Prendre ses repas tôt serait synonyme d’une meilleure santé ! Des chercheurs français et espagnols ont constaté que la prise des repas de bonne heure était associée à une diminution du risque de maladies cardio et cérébrovasculaires. Pour aboutir à ces résultats, ils ont analysé les habitudes alimentaires de plus de 100.000 personnes sur 13 années.

« On sait que la qualité de notre alimentation influe sur notre santé, et notamment sur le risque de maladies cardiovasculaires, mais nos résultats indiquent que l’heure des repas n’est pas à négliger non plus ! », résume le docteur Bernard Srour, professeur à l’Equipe de Recherche en Epidémiologie Nutritionnelle (Inrae, Inserm, Université Sorbonne Paris Nord) et coordinateur de l’étude, lors d’une interview pour Sciences et Avenir.

Limiter la consommation de viande rouge et de charcuterie, manger 5 fruits et légumes par jour et davantage de céréales complètes…

À ces recommandations du Programme National Nutrition Santé (PNNS) pourrait désormais s’ajouter un petit déjeuner et un dîner de bonne heure.

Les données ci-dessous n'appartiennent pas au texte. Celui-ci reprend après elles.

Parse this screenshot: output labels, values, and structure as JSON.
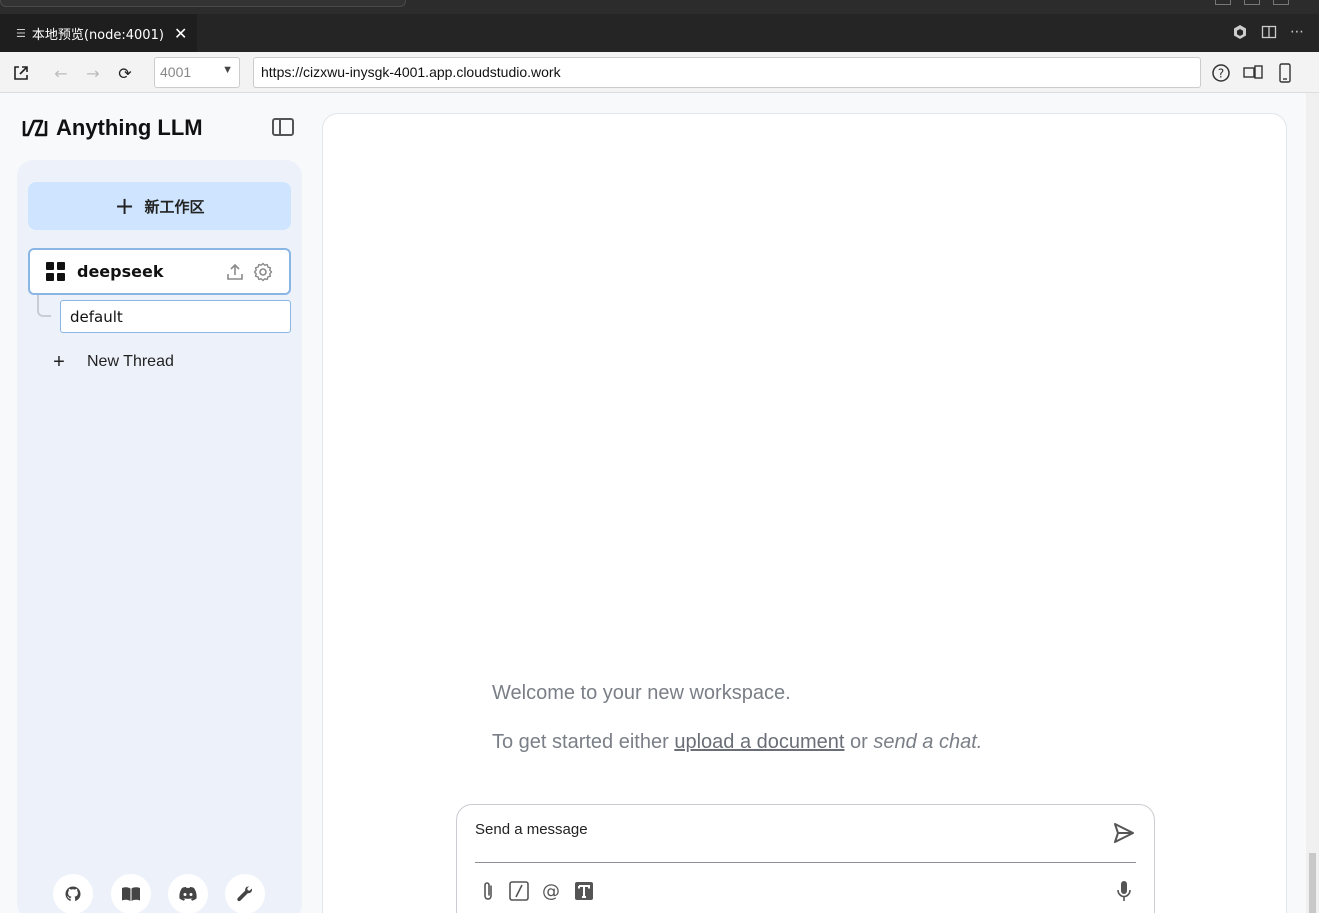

Une équipe de chercheurs de l’Inrae et de l’Institut de santé global de Barcelone a suivi une cohorte de 100.000 volontaires et analysé leurs habitudes alimentaires entre 2009 et 2022. Les résultats de leurs observations ont été publiés dans la revue Nature Communications.

Un suivi rigoureux
A raison de trois enquêtes tous les six mois, les volontaires ont renseigné leurs consommations alimentaires et autres habitudes de vie. « Aussi bien leur consommation d’alcool et de tabac que l’heure et la composition de leurs repas, précise Bernard Srour. Ces données nous ont permis d’établir un lien entre le rythme des repas et le risque de maladies cardiovasculaires. »

Dans les caractéristiques de la cohorte, un chiffre interpelle : 79 % de femmes.

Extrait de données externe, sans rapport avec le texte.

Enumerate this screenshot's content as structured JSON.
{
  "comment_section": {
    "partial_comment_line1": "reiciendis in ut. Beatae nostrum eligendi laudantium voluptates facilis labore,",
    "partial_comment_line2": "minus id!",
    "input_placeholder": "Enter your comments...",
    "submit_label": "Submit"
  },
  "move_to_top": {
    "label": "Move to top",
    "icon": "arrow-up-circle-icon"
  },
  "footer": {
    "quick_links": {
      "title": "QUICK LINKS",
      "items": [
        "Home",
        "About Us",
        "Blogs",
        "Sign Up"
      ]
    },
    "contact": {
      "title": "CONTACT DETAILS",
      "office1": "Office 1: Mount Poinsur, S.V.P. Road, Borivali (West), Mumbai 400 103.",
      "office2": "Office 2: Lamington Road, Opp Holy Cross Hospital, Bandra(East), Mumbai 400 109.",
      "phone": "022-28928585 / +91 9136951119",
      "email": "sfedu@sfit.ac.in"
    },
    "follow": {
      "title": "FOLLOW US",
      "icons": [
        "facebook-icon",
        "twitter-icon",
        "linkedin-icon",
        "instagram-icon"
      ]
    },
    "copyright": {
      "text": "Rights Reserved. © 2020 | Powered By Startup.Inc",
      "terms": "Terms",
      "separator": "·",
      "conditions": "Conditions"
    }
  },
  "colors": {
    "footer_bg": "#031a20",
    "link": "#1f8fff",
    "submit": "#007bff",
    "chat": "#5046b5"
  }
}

D’autant plus surprenant que les femmes ont longtemps été sous-représentées dans certains types d’études, les essais cliniques, même si, aujourd’hui, la loi européenne exige que ces essais portent sur des individus des deux sexes. La raison d’une telle proportion de femmes ? Il s’agit d’une cohorte basée sur le volontariat. Les femmes sont souvent davantage représentées dans ces études, et d’autant plus quand il s’agit de nutrition.

« Dans l’idéal, il aurait fallu quelques hommes en plus », indique le chercheur. « Cela pourrait constituer un léger biais dans nos résultats. » Toutefois, l’étendue de la cohorte, de plus de 100.000 individus, atteste de la fiabilité de ces observations.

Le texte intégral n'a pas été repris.